Pegasus is a malware that infects iPhones and Android devices. It allows its users to pull messages, photos and emails, record calls and activate microphones. The Washington Post reports that 189 journalists, more than 600 politicians and government officials and more than 60 business executives were targeted by clients of NSO Group, a hacker-for-hire headquartered in Israel.
More than 80 journalists from 17 media organisations will be outing sensational revelations in the coming days. The outrage is boiling over, the central question is clear: How much of what's ours secretly belongs to the Big Tech-Big Daddy axis?
"This is nasty software 'like eloquently nasty," Timothy Summers, a former cybersecurity engineer at a U.S. intelligence agency and now director of IT at Arizona State University, told The Washington Post. "With it "one could spy on almost the entire world population... There's not anything wrong with building technologies that allows you to collect data; it's necessary sometimes. But humanity is not in a place where we can have that much power just accessible to anybody," Summers told the Post.

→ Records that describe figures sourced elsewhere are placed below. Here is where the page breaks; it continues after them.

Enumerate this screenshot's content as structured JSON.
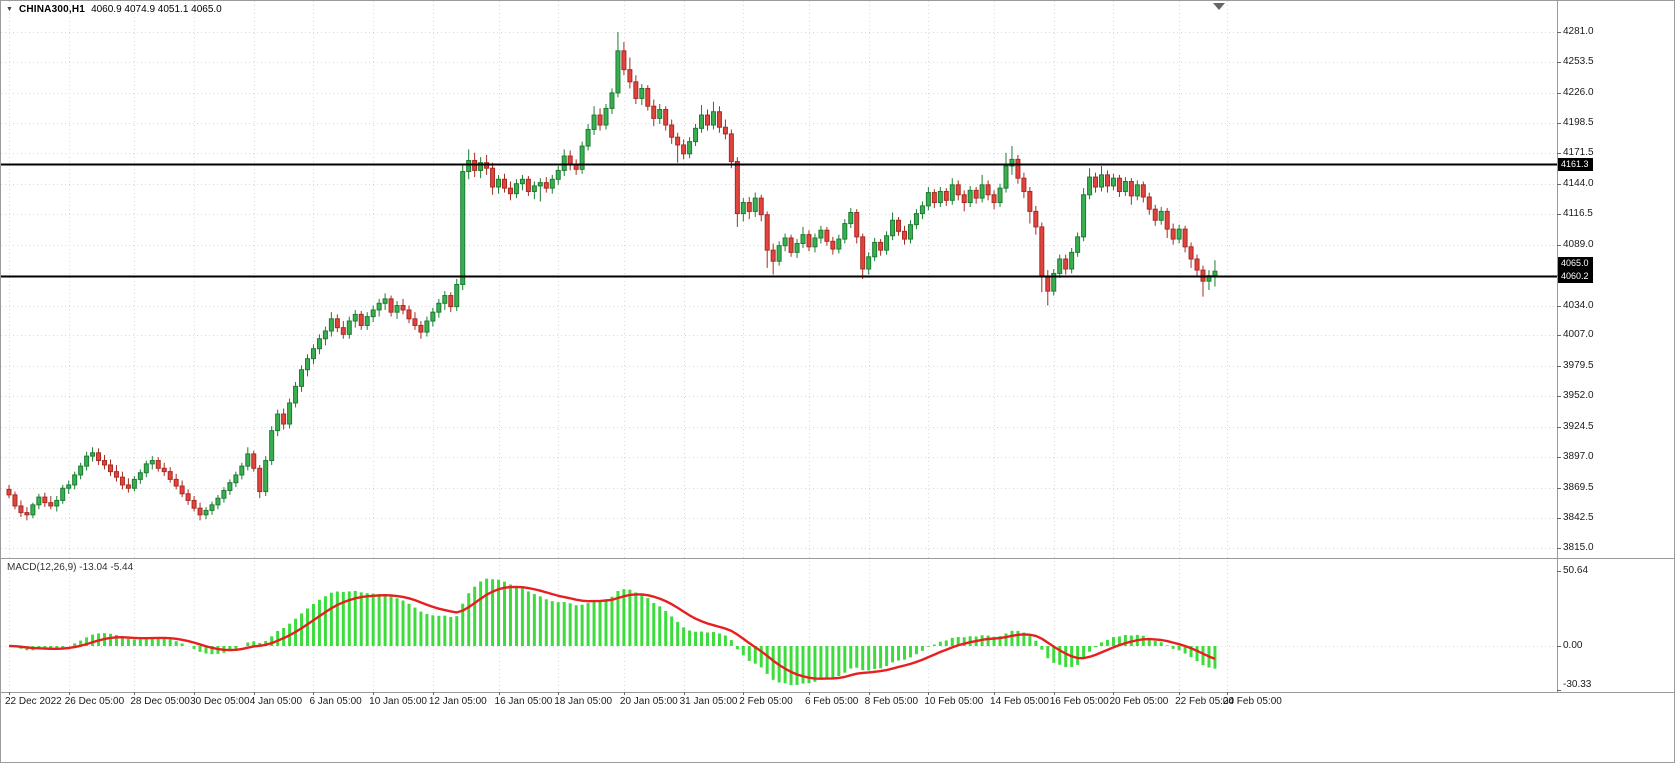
{
  "app": {
    "title": {
      "dropdown_icon": "▼",
      "symbol_timeframe": "CHINA300,H1",
      "ohlc": "4060.9 4074.9 4051.1 4065.0"
    }
  },
  "chart_data": {
    "type": "candlestick",
    "symbol": "CHINA300",
    "timeframe": "H1",
    "last_bar": {
      "open": 4060.9,
      "high": 4074.9,
      "low": 4051.1,
      "close": 4065.0
    },
    "current_price_label": "4065.0",
    "price_axis": {
      "view_max": 4309,
      "view_min": 3806,
      "ticks": [
        "4281.0",
        "4253.5",
        "4226.0",
        "4198.5",
        "4171.5",
        "4144.0",
        "4116.5",
        "4089.0",
        "4061.5",
        "4034.0",
        "4007.0",
        "3979.5",
        "3952.0",
        "3924.5",
        "3897.0",
        "3869.5",
        "3842.5",
        "3815.0"
      ]
    },
    "hlines": [
      {
        "price": 4161.3,
        "label": "4161.3"
      },
      {
        "price": 4060.2,
        "label": "4060.2"
      }
    ],
    "time_axis": {
      "labels": [
        {
          "label": "22 Dec 2022",
          "bar": 0
        },
        {
          "label": "26 Dec 05:00",
          "bar": 10
        },
        {
          "label": "28 Dec 05:00",
          "bar": 21
        },
        {
          "label": "30 Dec 05:00",
          "bar": 31
        },
        {
          "label": "4 Jan 05:00",
          "bar": 41
        },
        {
          "label": "6 Jan 05:00",
          "bar": 51
        },
        {
          "label": "10 Jan 05:00",
          "bar": 61
        },
        {
          "label": "12 Jan 05:00",
          "bar": 71
        },
        {
          "label": "16 Jan 05:00",
          "bar": 82
        },
        {
          "label": "18 Jan 05:00",
          "bar": 92
        },
        {
          "label": "20 Jan 05:00",
          "bar": 103
        },
        {
          "label": "31 Jan 05:00",
          "bar": 113
        },
        {
          "label": "2 Feb 05:00",
          "bar": 123
        },
        {
          "label": "6 Feb 05:00",
          "bar": 134
        },
        {
          "label": "8 Feb 05:00",
          "bar": 144
        },
        {
          "label": "10 Feb 05:00",
          "bar": 154
        },
        {
          "label": "14 Feb 05:00",
          "bar": 165
        },
        {
          "label": "16 Feb 05:00",
          "bar": 175
        },
        {
          "label": "20 Feb 05:00",
          "bar": 185
        },
        {
          "label": "22 Feb 05:00",
          "bar": 196
        },
        {
          "label": "24 Feb 05:00",
          "bar": 204
        }
      ]
    },
    "indicator": {
      "name": "MACD",
      "params": [
        12,
        26,
        9
      ],
      "label": "MACD(12,26,9) -13.04 -5.44",
      "main_value": -13.04,
      "signal_value": -5.44,
      "axis_ticks": [
        {
          "label": "50.64",
          "value": 50.64
        },
        {
          "label": "0.00",
          "value": 0
        },
        {
          "label": "-30.33",
          "value": -30.33
        }
      ]
    },
    "colors": {
      "up_fill": "#3aaf4f",
      "up_border": "#1c7c33",
      "down_fill": "#e0443c",
      "down_border": "#a82a24",
      "grid": "#d9d9d9",
      "separator": "#9a9a9a",
      "hline": "#000000",
      "hist": "#3ddc3d",
      "signal": "#e62020",
      "axis_text": "#1a1a1a"
    },
    "candles": [
      [
        3868,
        3872,
        3860,
        3863
      ],
      [
        3863,
        3866,
        3850,
        3853
      ],
      [
        3853,
        3858,
        3843,
        3847
      ],
      [
        3847,
        3852,
        3840,
        3845
      ],
      [
        3845,
        3856,
        3842,
        3854
      ],
      [
        3854,
        3864,
        3850,
        3861
      ],
      [
        3861,
        3865,
        3852,
        3856
      ],
      [
        3856,
        3862,
        3850,
        3853
      ],
      [
        3853,
        3862,
        3848,
        3858
      ],
      [
        3858,
        3872,
        3855,
        3869
      ],
      [
        3869,
        3876,
        3864,
        3872
      ],
      [
        3872,
        3884,
        3868,
        3881
      ],
      [
        3881,
        3892,
        3877,
        3889
      ],
      [
        3889,
        3902,
        3885,
        3898
      ],
      [
        3898,
        3906,
        3893,
        3901
      ],
      [
        3901,
        3905,
        3890,
        3894
      ],
      [
        3894,
        3899,
        3886,
        3890
      ],
      [
        3890,
        3895,
        3880,
        3884
      ],
      [
        3884,
        3890,
        3875,
        3879
      ],
      [
        3879,
        3884,
        3868,
        3872
      ],
      [
        3872,
        3878,
        3865,
        3869
      ],
      [
        3869,
        3880,
        3866,
        3877
      ],
      [
        3877,
        3886,
        3873,
        3883
      ],
      [
        3883,
        3894,
        3879,
        3891
      ],
      [
        3891,
        3898,
        3886,
        3894
      ],
      [
        3894,
        3897,
        3884,
        3887
      ],
      [
        3887,
        3892,
        3880,
        3884
      ],
      [
        3884,
        3888,
        3874,
        3877
      ],
      [
        3877,
        3882,
        3868,
        3871
      ],
      [
        3871,
        3876,
        3861,
        3864
      ],
      [
        3864,
        3868,
        3854,
        3858
      ],
      [
        3858,
        3862,
        3848,
        3851
      ],
      [
        3851,
        3856,
        3840,
        3845
      ],
      [
        3845,
        3852,
        3841,
        3849
      ],
      [
        3849,
        3857,
        3845,
        3854
      ],
      [
        3854,
        3863,
        3850,
        3860
      ],
      [
        3860,
        3870,
        3856,
        3867
      ],
      [
        3867,
        3877,
        3863,
        3874
      ],
      [
        3874,
        3884,
        3870,
        3881
      ],
      [
        3881,
        3892,
        3877,
        3889
      ],
      [
        3889,
        3906,
        3885,
        3900
      ],
      [
        3900,
        3903,
        3884,
        3887
      ],
      [
        3887,
        3890,
        3860,
        3866
      ],
      [
        3866,
        3898,
        3862,
        3894
      ],
      [
        3894,
        3925,
        3890,
        3921
      ],
      [
        3921,
        3940,
        3916,
        3936
      ],
      [
        3936,
        3941,
        3922,
        3927
      ],
      [
        3927,
        3950,
        3923,
        3946
      ],
      [
        3946,
        3965,
        3942,
        3961
      ],
      [
        3961,
        3980,
        3956,
        3976
      ],
      [
        3976,
        3990,
        3970,
        3986
      ],
      [
        3986,
        3999,
        3981,
        3995
      ],
      [
        3995,
        4008,
        3990,
        4004
      ],
      [
        4004,
        4015,
        3998,
        4011
      ],
      [
        4011,
        4028,
        4006,
        4022
      ],
      [
        4022,
        4026,
        4010,
        4014
      ],
      [
        4014,
        4020,
        4004,
        4008
      ],
      [
        4008,
        4024,
        4004,
        4020
      ],
      [
        4020,
        4030,
        4014,
        4026
      ],
      [
        4026,
        4029,
        4012,
        4016
      ],
      [
        4016,
        4028,
        4012,
        4024
      ],
      [
        4024,
        4034,
        4019,
        4030
      ],
      [
        4030,
        4040,
        4024,
        4036
      ],
      [
        4036,
        4045,
        4030,
        4040
      ],
      [
        4040,
        4043,
        4024,
        4028
      ],
      [
        4028,
        4038,
        4022,
        4034
      ],
      [
        4034,
        4040,
        4026,
        4030
      ],
      [
        4030,
        4034,
        4018,
        4022
      ],
      [
        4022,
        4028,
        4012,
        4016
      ],
      [
        4016,
        4020,
        4004,
        4010
      ],
      [
        4010,
        4024,
        4006,
        4020
      ],
      [
        4020,
        4032,
        4015,
        4028
      ],
      [
        4028,
        4040,
        4023,
        4036
      ],
      [
        4036,
        4047,
        4030,
        4043
      ],
      [
        4043,
        4046,
        4028,
        4033
      ],
      [
        4033,
        4058,
        4029,
        4053
      ],
      [
        4053,
        4162,
        4048,
        4155
      ],
      [
        4155,
        4175,
        4148,
        4165
      ],
      [
        4165,
        4172,
        4150,
        4156
      ],
      [
        4156,
        4168,
        4149,
        4163
      ],
      [
        4163,
        4170,
        4152,
        4158
      ],
      [
        4158,
        4163,
        4134,
        4141
      ],
      [
        4141,
        4152,
        4135,
        4148
      ],
      [
        4148,
        4153,
        4136,
        4140
      ],
      [
        4140,
        4146,
        4129,
        4135
      ],
      [
        4135,
        4148,
        4131,
        4144
      ],
      [
        4144,
        4152,
        4138,
        4148
      ],
      [
        4148,
        4151,
        4133,
        4137
      ],
      [
        4137,
        4146,
        4130,
        4142
      ],
      [
        4142,
        4149,
        4128,
        4145
      ],
      [
        4145,
        4150,
        4136,
        4140
      ],
      [
        4140,
        4152,
        4135,
        4148
      ],
      [
        4148,
        4160,
        4143,
        4156
      ],
      [
        4156,
        4175,
        4151,
        4169
      ],
      [
        4169,
        4174,
        4156,
        4161
      ],
      [
        4161,
        4166,
        4152,
        4157
      ],
      [
        4157,
        4182,
        4153,
        4178
      ],
      [
        4178,
        4198,
        4174,
        4193
      ],
      [
        4193,
        4214,
        4188,
        4206
      ],
      [
        4206,
        4212,
        4192,
        4197
      ],
      [
        4197,
        4216,
        4193,
        4212
      ],
      [
        4212,
        4230,
        4207,
        4226
      ],
      [
        4226,
        4281,
        4222,
        4264
      ],
      [
        4264,
        4272,
        4242,
        4247
      ],
      [
        4247,
        4258,
        4230,
        4236
      ],
      [
        4236,
        4242,
        4216,
        4221
      ],
      [
        4221,
        4234,
        4215,
        4230
      ],
      [
        4230,
        4233,
        4210,
        4214
      ],
      [
        4214,
        4220,
        4196,
        4203
      ],
      [
        4203,
        4216,
        4198,
        4211
      ],
      [
        4211,
        4214,
        4192,
        4197
      ],
      [
        4197,
        4202,
        4180,
        4186
      ],
      [
        4186,
        4190,
        4163,
        4179
      ],
      [
        4179,
        4184,
        4166,
        4171
      ],
      [
        4171,
        4186,
        4167,
        4182
      ],
      [
        4182,
        4198,
        4178,
        4194
      ],
      [
        4194,
        4215,
        4190,
        4206
      ],
      [
        4206,
        4211,
        4192,
        4197
      ],
      [
        4197,
        4218,
        4193,
        4209
      ],
      [
        4209,
        4214,
        4190,
        4195
      ],
      [
        4195,
        4202,
        4184,
        4189
      ],
      [
        4189,
        4193,
        4158,
        4164
      ],
      [
        4164,
        4168,
        4105,
        4117
      ],
      [
        4117,
        4131,
        4110,
        4127
      ],
      [
        4127,
        4132,
        4112,
        4119
      ],
      [
        4119,
        4136,
        4114,
        4131
      ],
      [
        4131,
        4134,
        4110,
        4116
      ],
      [
        4116,
        4119,
        4068,
        4084
      ],
      [
        4084,
        4090,
        4062,
        4074
      ],
      [
        4074,
        4092,
        4070,
        4088
      ],
      [
        4088,
        4099,
        4083,
        4095
      ],
      [
        4095,
        4098,
        4078,
        4082
      ],
      [
        4082,
        4094,
        4077,
        4090
      ],
      [
        4090,
        4105,
        4086,
        4098
      ],
      [
        4098,
        4102,
        4083,
        4087
      ],
      [
        4087,
        4099,
        4082,
        4095
      ],
      [
        4095,
        4106,
        4090,
        4102
      ],
      [
        4102,
        4105,
        4088,
        4092
      ],
      [
        4092,
        4096,
        4080,
        4085
      ],
      [
        4085,
        4098,
        4081,
        4094
      ],
      [
        4094,
        4112,
        4090,
        4108
      ],
      [
        4108,
        4122,
        4104,
        4118
      ],
      [
        4118,
        4121,
        4090,
        4096
      ],
      [
        4096,
        4099,
        4058,
        4067
      ],
      [
        4067,
        4082,
        4062,
        4078
      ],
      [
        4078,
        4095,
        4074,
        4091
      ],
      [
        4091,
        4094,
        4079,
        4084
      ],
      [
        4084,
        4101,
        4080,
        4097
      ],
      [
        4097,
        4118,
        4093,
        4111
      ],
      [
        4111,
        4114,
        4097,
        4101
      ],
      [
        4101,
        4106,
        4089,
        4094
      ],
      [
        4094,
        4111,
        4090,
        4107
      ],
      [
        4107,
        4121,
        4103,
        4117
      ],
      [
        4117,
        4128,
        4112,
        4124
      ],
      [
        4124,
        4141,
        4120,
        4136
      ],
      [
        4136,
        4139,
        4122,
        4127
      ],
      [
        4127,
        4141,
        4123,
        4137
      ],
      [
        4137,
        4140,
        4124,
        4129
      ],
      [
        4129,
        4149,
        4125,
        4143
      ],
      [
        4143,
        4147,
        4129,
        4134
      ],
      [
        4134,
        4138,
        4119,
        4127
      ],
      [
        4127,
        4142,
        4123,
        4138
      ],
      [
        4138,
        4141,
        4126,
        4131
      ],
      [
        4131,
        4152,
        4127,
        4143
      ],
      [
        4143,
        4147,
        4129,
        4134
      ],
      [
        4134,
        4138,
        4121,
        4127
      ],
      [
        4127,
        4144,
        4123,
        4140
      ],
      [
        4140,
        4172,
        4136,
        4160
      ],
      [
        4160,
        4178,
        4152,
        4166
      ],
      [
        4166,
        4170,
        4144,
        4149
      ],
      [
        4149,
        4154,
        4131,
        4137
      ],
      [
        4137,
        4141,
        4108,
        4119
      ],
      [
        4119,
        4124,
        4098,
        4105
      ],
      [
        4105,
        4109,
        4046,
        4060
      ],
      [
        4060,
        4066,
        4034,
        4047
      ],
      [
        4047,
        4067,
        4043,
        4063
      ],
      [
        4063,
        4080,
        4059,
        4076
      ],
      [
        4076,
        4080,
        4062,
        4067
      ],
      [
        4067,
        4086,
        4063,
        4082
      ],
      [
        4082,
        4100,
        4078,
        4096
      ],
      [
        4096,
        4140,
        4092,
        4134
      ],
      [
        4134,
        4158,
        4130,
        4150
      ],
      [
        4150,
        4154,
        4136,
        4141
      ],
      [
        4141,
        4160,
        4137,
        4152
      ],
      [
        4152,
        4156,
        4136,
        4142
      ],
      [
        4142,
        4153,
        4138,
        4149
      ],
      [
        4149,
        4152,
        4132,
        4137
      ],
      [
        4137,
        4150,
        4133,
        4146
      ],
      [
        4146,
        4149,
        4125,
        4133
      ],
      [
        4133,
        4147,
        4129,
        4143
      ],
      [
        4143,
        4146,
        4127,
        4132
      ],
      [
        4132,
        4136,
        4116,
        4121
      ],
      [
        4121,
        4125,
        4106,
        4111
      ],
      [
        4111,
        4123,
        4107,
        4119
      ],
      [
        4119,
        4122,
        4095,
        4103
      ],
      [
        4103,
        4108,
        4089,
        4094
      ],
      [
        4094,
        4107,
        4090,
        4103
      ],
      [
        4103,
        4106,
        4082,
        4087
      ],
      [
        4087,
        4091,
        4068,
        4076
      ],
      [
        4076,
        4080,
        4060,
        4066
      ],
      [
        4066,
        4070,
        4042,
        4056
      ],
      [
        4056,
        4066,
        4048,
        4061
      ],
      [
        4060.9,
        4074.9,
        4051.1,
        4065.0
      ]
    ]
  }
}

"If we do not take back our ownership rights from software companies and overreaching governments, we will become digital peasants, only able to use our smart devices, our homes, our cars, and even our own software-enabled medical implants purely at the whim of others," writes Joshua A.T. Fairfield in "Owned: Property, Privacy, and the New Digital Serfdom".
Earlier this month, US president Joe Biden specifically asked the Federal Trade Commission to create new rules on surveillance by tech giants and their accumulation of users' data via algorithms. It marked the first time that the Biden White House affixed its official stamp on a high level approach to reining in Big Tech's outsize influence. But when cyber offensive capabilities are outsourced by governments to privately owned firms to spy on citizens, all bets are off.
Many governments have been pushing hard for backdoor access to encrypted systems. Supporters of end-to-end encryption argue that any backdoor will then become a target for foreign adversaries, terrorists, and hackers. So far, the legal system has had trouble deciding what sort of rules must apply to digital goods. In the digital piazza, the old playbook on what belongs to whom has been ripped apart. What takes its place is still being worked out.
"We don't yet have the bodies of laws that are purpose built for the harms that we face, beginning with the entire supply system of surveillance capitalism, the unilateral secret extraction of behavioural data from our lives," Dr. Shoshana Zuboff, author of 'The Age of Surveillance Capitalism' and Professor Emerita at Harvard Business School, said in a recent interview in the context of big tech regulation and algorithmic manipulation.
"This is something that began in secret, grew in secret, we never agreed to it, there is almost no law to contain it If you fundamentally described this process to any child you say hey, somebody took from me without asking, what should I do, and that child will say they stole something from you. You should call the police."